Now You See Her - Michael Ledwidge [62]
Charlie really was playing the blues, I realized. He looked depressed as well as drunk. It was obvious that Justin wasn’t the only one who was listening to the ticking of a dwindling clock. Charlie was blaming himself for Justin’s fate. He felt that he’d let the man down.
Worst of all, like Justin, he seemed to think the whole thing was over. I had to change that.
“Justin is hopeless, as hopeless as his lawyer,” I said, waving Harris’s thick case file along with the printer sheets from the research I’d done at my hotel the night before. “Which has to change right now. We need to turn this around, Charlie. We need to go over this case with a fine-tooth comb. What about justice?”
Charlie tipped up his can and dropped the empty on the porch floor.
“Ours is a world where justice is accidental and innocence no protection. Someone said that. Euripides? Smart fuck, whoever he was,” Charlie said as he cracked open another beer.
I went over and snatched it out of his hand and threw it off the porch before I sat down next to him.
“Did you know that at the time of Harris’s arrest,” I said, showing him my papers, “the local West Palm news showed his picture and broadcast his perp walk? Several local newspaper editorials called for swift justice before the trial even began. A motion to move the trial upstate to a neutral venue by his first lawyer was dismissed out of hand. You and I both know Harris was ramrodded.”

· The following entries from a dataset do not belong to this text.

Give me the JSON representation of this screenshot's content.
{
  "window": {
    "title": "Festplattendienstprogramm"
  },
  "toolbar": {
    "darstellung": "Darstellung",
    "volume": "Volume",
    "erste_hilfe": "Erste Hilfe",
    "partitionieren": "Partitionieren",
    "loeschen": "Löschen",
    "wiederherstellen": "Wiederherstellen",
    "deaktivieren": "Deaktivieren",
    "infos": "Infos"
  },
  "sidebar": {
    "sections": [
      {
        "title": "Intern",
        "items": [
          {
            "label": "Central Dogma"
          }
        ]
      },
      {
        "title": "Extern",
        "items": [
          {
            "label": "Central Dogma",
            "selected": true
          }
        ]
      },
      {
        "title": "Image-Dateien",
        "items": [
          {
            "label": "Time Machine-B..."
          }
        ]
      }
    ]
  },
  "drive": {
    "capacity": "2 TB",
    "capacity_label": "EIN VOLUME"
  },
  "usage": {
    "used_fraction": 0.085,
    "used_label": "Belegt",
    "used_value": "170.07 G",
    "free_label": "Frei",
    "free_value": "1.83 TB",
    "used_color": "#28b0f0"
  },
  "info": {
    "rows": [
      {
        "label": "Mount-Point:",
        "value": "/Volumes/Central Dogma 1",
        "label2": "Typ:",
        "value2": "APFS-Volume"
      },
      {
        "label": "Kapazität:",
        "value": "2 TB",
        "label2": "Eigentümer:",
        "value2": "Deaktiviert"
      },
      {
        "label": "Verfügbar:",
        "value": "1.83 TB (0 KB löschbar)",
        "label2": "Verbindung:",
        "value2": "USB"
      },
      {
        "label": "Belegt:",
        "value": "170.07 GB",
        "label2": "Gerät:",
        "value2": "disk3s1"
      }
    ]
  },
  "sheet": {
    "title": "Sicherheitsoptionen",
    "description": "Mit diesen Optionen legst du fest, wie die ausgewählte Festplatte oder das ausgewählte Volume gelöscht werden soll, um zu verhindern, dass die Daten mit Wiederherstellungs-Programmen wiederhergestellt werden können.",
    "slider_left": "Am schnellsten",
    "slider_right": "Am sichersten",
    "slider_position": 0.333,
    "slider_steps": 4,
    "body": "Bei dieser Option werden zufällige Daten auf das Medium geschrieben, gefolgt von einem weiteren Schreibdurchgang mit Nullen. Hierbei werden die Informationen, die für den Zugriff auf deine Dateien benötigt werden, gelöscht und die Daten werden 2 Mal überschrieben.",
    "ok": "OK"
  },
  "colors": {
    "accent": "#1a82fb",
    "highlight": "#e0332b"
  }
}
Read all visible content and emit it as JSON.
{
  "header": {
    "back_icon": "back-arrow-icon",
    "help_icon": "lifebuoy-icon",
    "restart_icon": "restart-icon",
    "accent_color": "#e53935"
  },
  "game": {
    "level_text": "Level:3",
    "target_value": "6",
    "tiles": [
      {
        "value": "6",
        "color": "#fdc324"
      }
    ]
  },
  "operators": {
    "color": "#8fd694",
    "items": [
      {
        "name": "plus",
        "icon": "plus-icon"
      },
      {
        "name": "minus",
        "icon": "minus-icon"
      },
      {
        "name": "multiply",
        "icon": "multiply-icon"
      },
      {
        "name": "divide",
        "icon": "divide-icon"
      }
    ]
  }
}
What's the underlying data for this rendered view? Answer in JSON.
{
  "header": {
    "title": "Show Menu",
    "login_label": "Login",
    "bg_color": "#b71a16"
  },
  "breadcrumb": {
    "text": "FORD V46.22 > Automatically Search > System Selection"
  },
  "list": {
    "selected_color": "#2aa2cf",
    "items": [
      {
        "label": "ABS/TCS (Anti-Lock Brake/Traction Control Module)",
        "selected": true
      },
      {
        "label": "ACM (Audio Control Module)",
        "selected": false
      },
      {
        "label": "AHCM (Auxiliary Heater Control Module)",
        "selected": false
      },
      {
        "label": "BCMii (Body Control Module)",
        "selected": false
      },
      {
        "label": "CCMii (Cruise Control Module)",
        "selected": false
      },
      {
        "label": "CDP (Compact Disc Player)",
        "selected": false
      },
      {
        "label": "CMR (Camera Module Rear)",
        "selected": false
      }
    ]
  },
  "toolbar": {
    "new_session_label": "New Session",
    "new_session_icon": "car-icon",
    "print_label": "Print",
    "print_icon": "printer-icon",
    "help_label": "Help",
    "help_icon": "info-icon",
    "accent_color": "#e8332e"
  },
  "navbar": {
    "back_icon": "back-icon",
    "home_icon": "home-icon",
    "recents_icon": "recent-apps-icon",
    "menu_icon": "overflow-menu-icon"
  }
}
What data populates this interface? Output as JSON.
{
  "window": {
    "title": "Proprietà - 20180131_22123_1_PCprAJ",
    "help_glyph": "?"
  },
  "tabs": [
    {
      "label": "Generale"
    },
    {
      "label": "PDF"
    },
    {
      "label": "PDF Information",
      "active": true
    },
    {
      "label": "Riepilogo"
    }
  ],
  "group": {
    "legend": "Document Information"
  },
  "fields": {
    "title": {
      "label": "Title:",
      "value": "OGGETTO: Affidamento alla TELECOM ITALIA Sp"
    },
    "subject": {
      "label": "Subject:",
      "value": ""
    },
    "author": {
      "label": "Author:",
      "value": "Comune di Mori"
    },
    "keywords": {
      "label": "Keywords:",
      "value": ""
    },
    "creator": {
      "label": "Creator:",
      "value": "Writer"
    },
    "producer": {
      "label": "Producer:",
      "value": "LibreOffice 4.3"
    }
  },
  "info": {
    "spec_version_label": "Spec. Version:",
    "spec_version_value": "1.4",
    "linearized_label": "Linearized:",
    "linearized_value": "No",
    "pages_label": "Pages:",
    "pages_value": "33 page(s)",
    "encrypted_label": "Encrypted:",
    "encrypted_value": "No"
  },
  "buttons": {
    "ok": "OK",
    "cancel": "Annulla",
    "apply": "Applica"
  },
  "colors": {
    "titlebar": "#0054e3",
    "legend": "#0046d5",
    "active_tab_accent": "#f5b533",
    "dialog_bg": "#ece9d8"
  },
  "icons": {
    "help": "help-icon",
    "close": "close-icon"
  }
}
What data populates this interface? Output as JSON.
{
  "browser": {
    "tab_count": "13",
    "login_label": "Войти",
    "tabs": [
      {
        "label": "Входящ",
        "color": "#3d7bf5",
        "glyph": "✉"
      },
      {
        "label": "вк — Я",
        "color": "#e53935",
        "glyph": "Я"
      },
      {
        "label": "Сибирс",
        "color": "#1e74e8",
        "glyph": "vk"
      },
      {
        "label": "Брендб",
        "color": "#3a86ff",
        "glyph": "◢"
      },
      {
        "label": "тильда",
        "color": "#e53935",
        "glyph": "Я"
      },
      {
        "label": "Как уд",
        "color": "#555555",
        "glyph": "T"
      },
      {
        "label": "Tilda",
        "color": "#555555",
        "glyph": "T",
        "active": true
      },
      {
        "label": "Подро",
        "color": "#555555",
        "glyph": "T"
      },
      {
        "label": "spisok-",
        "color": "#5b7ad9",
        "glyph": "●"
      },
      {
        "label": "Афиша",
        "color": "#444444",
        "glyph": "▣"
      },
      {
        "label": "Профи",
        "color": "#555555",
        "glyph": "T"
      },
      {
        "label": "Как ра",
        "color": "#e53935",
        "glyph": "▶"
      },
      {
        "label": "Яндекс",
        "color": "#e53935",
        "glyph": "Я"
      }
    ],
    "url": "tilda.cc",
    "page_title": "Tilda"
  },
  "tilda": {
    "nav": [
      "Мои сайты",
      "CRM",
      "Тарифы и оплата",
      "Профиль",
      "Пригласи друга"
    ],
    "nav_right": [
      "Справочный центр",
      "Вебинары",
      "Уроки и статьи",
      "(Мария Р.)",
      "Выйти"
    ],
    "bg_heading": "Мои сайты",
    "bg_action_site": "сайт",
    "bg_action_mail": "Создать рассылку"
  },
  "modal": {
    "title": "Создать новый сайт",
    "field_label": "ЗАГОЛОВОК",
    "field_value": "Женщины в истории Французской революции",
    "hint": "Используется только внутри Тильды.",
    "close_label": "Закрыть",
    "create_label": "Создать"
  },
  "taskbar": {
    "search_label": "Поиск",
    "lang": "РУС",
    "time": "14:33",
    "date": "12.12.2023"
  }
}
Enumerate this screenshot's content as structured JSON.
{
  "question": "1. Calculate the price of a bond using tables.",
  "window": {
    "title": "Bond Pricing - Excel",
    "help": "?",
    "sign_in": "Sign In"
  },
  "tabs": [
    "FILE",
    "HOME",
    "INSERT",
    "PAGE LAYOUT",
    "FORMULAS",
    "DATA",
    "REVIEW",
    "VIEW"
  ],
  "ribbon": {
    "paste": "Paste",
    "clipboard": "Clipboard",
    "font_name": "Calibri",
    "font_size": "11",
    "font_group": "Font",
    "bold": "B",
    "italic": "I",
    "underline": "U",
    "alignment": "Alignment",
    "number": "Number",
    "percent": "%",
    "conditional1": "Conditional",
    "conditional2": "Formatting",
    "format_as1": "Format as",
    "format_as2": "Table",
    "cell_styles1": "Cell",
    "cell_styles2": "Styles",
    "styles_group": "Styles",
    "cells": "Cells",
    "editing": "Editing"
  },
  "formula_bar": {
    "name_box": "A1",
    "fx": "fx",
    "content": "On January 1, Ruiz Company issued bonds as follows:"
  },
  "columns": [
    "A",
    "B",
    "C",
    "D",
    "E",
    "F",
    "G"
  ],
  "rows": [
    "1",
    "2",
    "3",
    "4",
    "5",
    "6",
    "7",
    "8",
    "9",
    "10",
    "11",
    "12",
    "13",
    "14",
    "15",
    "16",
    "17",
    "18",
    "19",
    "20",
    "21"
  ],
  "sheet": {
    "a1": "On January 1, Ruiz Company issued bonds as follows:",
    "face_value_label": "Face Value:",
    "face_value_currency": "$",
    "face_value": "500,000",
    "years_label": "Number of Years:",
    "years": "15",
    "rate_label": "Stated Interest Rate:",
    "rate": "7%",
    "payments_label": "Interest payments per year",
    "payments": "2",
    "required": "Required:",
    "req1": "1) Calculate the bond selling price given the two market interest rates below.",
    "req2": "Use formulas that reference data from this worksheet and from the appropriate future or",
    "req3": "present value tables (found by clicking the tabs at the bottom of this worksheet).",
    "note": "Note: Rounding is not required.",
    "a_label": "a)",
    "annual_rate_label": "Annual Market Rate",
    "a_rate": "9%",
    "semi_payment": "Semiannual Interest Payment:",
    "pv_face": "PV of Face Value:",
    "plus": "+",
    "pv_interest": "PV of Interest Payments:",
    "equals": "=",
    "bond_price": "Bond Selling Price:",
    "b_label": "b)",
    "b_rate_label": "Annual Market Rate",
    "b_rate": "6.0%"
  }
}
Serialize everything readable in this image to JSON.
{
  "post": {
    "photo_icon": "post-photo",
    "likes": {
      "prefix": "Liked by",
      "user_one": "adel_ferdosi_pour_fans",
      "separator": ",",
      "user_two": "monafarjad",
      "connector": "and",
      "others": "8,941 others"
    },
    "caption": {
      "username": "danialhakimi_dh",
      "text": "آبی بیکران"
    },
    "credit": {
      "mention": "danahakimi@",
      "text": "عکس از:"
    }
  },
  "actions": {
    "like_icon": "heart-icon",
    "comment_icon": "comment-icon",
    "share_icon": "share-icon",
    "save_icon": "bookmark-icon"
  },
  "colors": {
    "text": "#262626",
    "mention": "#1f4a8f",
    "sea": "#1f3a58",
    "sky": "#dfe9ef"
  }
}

“I hit on those points at his direct appeal and at the writ of certiorari we sent to the state supreme court, but no sale,” Charlie said. “I was at that trial, sweet peach. I actually held the envelope that had Foster’s underwear and Harris’s DNA. I killed myself on that case. I did everything possible. I brought in the phone-book-sized record of all the men in South Florida who have been in Airborne units to show how circumstantial the state’s evidence was, but they didn’t want to hear it. Harris getting capital punishment is what got me to hang up my briefcase. I’m against the death penalty.”
“But he didn’t do this!” I yelled.
“But so what!” Charlie yelled back.
This was crazy. I’d come down here and risked everything to help out an innocent man, and I was getting resistance from both him and his lawyer.
I struggled to think up a way to inspire Charlie. I needed him on board. I couldn’t do this alone. At least not without revealing the dangerous lie that was my life.
“And maybe he did do it. How do you know? Were you there?” Charlie said.
“I just know,” I said.
“I get it,” the Southern beach bum lawyer said as he began tuning his steel guitar. “You’re a psychic bitchy New York lawyer.”
“Haven’t you ever believed in anything?” I said. “Believed in something not for any reason, but just because you believed in it with every square inch of your body? That’s how I feel about this case.”
Charlie lifted a new can to his lips. He let out a breath before he lowered it. “And if you only believe, then fairies will sparkle magic dust on Justin’s jail cell door and make it disappear,” he said, angrily putting down the guitar. “Fine. You win. I guess you should go in and put on some coffee while I take a look at the old file yet again. Gee, this is going to be fun, dredging up my life’s worst failure for the thousandth time.”
I smiled as I walked past him toward his front door.
“New York City pain in my ass,” he mumbled as he opened the folder I’d brought. “Milk with two sugars, you hear me? And one of those doughnuts and… and I hate you, Nina, whatever the hell your name is.”
“I love you, too, Charlie,” I whispered to myself as I found the kitchen.
Chapter 77
CHARLIE AND I spent the rest of that Saturday working our asses off. On a beat-up leather couch in Charlie’s office, we went over Harris’s trial transcript line by line. Later Charlie, humming, sitting behind his desk, spun a rugby ball as he drank coffee, nodding as he read to himself.
Charlie really had done one hell of a job, I soon realized, as I turned the trial transcript and appeal pages. Pointed out inconsistencies.